Matéria da Folha relata a censura ao texto e a ameaça de fechamento do jornal




Personagens - A ariranha está sem farda. Outros são: Geisel, Hugo Abreu e Sylvio Frota


quinta-feira, 16 de junho de 2016

Dor de um punhal

Leituras para distrair


Essas anotações são réplica de mensagem que enviei a uma pessoa amiga. Em uma conversa usamos, sem perceber, a palavra punhal. Uma palavra antiga e até dramática que provocou o nosso riso e o registro a seguir.

Certamente existem outros, mas posso assegurar que esse, na foto abaixo, é um autêntico "punhal" cujo dono original  foi um trabalhador.

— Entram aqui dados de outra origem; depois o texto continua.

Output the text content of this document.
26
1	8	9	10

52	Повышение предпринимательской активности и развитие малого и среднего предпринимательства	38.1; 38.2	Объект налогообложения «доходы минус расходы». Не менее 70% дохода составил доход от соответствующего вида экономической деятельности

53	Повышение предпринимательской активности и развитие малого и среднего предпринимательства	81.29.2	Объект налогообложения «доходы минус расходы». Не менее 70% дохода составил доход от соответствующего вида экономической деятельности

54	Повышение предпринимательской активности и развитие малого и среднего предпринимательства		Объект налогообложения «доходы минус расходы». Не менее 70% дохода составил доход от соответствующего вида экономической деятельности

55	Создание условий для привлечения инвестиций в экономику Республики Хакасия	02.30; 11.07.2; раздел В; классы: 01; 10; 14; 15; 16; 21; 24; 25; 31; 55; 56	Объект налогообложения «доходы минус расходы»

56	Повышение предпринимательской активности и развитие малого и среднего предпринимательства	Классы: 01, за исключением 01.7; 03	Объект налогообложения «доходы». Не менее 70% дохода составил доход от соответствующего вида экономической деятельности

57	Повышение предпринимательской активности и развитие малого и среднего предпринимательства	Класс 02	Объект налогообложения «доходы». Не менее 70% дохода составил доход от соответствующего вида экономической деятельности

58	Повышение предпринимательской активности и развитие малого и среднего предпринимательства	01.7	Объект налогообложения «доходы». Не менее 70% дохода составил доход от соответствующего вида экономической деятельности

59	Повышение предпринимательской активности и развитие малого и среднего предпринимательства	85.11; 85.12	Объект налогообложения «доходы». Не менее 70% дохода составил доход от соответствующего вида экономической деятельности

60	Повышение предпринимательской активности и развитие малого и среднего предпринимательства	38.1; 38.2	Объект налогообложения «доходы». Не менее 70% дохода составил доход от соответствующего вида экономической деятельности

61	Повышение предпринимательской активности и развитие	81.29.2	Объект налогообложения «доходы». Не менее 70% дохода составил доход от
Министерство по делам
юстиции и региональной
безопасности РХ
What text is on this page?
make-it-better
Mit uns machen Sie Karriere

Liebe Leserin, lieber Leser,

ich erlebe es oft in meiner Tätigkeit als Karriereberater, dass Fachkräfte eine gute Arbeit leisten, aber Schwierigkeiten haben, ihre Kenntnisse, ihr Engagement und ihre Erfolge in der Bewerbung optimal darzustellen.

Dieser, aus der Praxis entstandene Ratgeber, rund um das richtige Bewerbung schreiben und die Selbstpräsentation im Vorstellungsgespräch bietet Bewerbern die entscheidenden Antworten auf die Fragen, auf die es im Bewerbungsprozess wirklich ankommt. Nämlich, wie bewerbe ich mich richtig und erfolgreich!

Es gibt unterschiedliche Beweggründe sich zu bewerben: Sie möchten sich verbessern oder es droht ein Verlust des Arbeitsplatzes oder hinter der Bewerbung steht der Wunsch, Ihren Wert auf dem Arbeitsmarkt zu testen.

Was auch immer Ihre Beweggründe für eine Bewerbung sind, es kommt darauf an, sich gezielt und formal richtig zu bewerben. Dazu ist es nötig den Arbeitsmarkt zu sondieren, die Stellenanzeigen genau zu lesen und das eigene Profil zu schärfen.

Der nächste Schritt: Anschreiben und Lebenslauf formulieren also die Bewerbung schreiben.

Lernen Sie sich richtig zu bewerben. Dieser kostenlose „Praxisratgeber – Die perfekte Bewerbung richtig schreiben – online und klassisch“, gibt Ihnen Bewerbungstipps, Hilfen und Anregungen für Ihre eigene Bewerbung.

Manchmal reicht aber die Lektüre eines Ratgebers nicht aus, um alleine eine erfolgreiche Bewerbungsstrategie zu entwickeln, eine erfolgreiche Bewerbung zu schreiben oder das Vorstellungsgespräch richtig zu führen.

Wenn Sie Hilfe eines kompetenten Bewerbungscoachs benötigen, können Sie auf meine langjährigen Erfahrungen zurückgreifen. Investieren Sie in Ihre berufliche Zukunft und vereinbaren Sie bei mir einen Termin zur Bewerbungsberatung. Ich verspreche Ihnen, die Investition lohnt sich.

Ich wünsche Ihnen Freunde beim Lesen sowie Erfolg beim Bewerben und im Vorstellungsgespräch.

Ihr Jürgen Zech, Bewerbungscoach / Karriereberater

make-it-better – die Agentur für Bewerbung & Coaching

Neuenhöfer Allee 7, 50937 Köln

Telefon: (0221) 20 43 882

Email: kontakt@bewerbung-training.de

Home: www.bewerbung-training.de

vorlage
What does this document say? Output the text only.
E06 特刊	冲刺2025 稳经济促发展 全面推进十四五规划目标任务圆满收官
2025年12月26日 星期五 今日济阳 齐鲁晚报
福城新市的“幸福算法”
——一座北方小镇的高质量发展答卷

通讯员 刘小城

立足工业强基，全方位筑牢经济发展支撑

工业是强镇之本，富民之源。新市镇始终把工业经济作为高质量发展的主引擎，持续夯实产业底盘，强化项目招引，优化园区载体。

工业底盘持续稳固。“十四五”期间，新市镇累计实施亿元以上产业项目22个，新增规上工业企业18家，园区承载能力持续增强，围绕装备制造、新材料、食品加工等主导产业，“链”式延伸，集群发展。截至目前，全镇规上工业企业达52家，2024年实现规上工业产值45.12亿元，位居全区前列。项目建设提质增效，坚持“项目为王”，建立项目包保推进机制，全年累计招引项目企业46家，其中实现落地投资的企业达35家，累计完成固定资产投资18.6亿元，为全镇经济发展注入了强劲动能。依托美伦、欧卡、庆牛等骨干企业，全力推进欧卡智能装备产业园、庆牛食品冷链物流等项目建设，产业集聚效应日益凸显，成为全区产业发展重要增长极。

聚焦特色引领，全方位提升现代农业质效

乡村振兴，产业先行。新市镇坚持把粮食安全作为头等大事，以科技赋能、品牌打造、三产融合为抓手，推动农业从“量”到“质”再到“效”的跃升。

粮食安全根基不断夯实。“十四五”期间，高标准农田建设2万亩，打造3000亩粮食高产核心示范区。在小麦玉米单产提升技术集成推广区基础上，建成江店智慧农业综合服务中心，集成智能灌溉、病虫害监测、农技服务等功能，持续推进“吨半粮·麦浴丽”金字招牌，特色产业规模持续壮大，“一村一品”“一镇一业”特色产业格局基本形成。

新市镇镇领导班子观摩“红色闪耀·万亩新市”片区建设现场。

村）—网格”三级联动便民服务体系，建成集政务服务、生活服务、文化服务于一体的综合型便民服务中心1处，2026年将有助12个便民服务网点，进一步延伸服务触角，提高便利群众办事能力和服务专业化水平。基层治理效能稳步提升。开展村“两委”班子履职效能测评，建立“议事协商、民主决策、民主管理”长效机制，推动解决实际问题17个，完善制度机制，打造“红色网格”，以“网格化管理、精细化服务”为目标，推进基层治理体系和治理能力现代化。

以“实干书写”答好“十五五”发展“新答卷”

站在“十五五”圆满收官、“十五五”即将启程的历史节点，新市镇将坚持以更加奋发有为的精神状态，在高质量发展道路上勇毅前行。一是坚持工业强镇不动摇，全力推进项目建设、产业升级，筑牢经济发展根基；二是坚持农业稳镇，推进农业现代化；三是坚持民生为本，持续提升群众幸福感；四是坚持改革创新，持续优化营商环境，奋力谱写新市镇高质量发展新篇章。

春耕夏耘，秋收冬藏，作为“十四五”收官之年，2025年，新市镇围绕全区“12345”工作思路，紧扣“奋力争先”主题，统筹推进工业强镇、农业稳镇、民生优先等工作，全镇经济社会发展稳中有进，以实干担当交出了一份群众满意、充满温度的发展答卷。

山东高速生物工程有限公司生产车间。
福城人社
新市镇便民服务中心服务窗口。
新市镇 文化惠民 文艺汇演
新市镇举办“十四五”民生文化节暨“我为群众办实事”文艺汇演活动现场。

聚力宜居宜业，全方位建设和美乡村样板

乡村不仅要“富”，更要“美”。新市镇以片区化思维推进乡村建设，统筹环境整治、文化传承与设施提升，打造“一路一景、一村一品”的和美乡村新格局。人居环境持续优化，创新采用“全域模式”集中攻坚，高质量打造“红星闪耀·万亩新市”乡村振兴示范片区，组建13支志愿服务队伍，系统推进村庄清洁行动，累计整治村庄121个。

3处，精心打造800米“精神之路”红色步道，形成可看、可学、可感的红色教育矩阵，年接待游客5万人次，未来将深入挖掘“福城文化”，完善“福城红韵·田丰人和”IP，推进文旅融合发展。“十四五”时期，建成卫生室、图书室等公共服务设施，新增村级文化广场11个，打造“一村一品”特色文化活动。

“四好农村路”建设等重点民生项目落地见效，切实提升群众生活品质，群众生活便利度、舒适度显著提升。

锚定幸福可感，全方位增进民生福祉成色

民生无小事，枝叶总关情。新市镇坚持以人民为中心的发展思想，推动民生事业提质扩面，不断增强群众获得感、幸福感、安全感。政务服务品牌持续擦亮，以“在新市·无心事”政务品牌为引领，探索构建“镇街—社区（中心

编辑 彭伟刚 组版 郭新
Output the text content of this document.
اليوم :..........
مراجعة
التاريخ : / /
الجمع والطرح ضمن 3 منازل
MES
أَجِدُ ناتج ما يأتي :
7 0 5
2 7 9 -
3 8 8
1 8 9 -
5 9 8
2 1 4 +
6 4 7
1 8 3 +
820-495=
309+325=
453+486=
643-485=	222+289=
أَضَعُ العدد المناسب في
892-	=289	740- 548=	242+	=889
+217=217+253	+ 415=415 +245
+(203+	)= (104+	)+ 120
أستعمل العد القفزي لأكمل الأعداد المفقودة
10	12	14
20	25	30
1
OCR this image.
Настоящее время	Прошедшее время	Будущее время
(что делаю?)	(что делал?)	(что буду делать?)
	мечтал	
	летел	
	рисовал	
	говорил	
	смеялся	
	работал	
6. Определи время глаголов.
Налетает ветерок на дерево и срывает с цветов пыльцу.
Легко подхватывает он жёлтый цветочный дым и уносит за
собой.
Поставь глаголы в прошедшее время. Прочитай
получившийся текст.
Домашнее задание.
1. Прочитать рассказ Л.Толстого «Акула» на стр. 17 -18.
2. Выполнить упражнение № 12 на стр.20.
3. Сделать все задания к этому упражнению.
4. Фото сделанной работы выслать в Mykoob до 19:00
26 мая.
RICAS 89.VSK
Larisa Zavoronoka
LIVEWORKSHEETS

Não era marginal, ganhava a vida como operário naval, mas cultivava fama de valente e assim era conhecido nos ambientes que frequentava quando ainda havia espaço para figuras do seu tipo. O seu nome era Reynaldo - o tio Nadinho - irmão mais velho do meu pai.

Ele era presença frequente em nossa casa porque morávamos nos fundos da residência da minha tia e madrinha, também irmã do meu pai e que operava como uma matriarca da família. Ela era  a mãe de santo do terreiro de umbanda que lá funcionava e que era um núcleo agregador da sua irmandade, em sentido literal, composta de cinco homens e duas mulheres.

Tio Nadinho, o mais velho, apesar de trabalhador, levava uma vida desregrada se comparada aos demais irmãos. Sustentava família, mas claramente não tinha o mesmo compromisso que os demais. Morava num “morro”, no bairro Engenhoca, divisa de São Gonçalo e Niterói. Mas, naquela época o morro não era favela nem local de miséria, embora carregasse o estigma de um território marginal.

Vestia-se com calças largas, camisas de flanela e mangas compridas. Nunca o vi em camisa de mangas curtas. Usava um chapéu de lona, com abas, quase cowboy, que era um dos identificadores da sua tribo na região. Em linguagem moderna a sua vestimenta formaria um “hashtag valentão”.

Na cintura ele portava um punhal. Sempre escondido quando estava próximo de nós, mas nos seus ambientes era importante que soubessem da existência da arma. Além do mais, ele tinha um andar balançando o corpo, com as mãos raspando nas pernas ao andar, gestos que acentuavam a caricatura do “malandro”. Com o tempo aprendi que não era uma coreografia ensaiada, mas apenas um jeito característico de família que até o meu pai e outros irmãos também possuíam.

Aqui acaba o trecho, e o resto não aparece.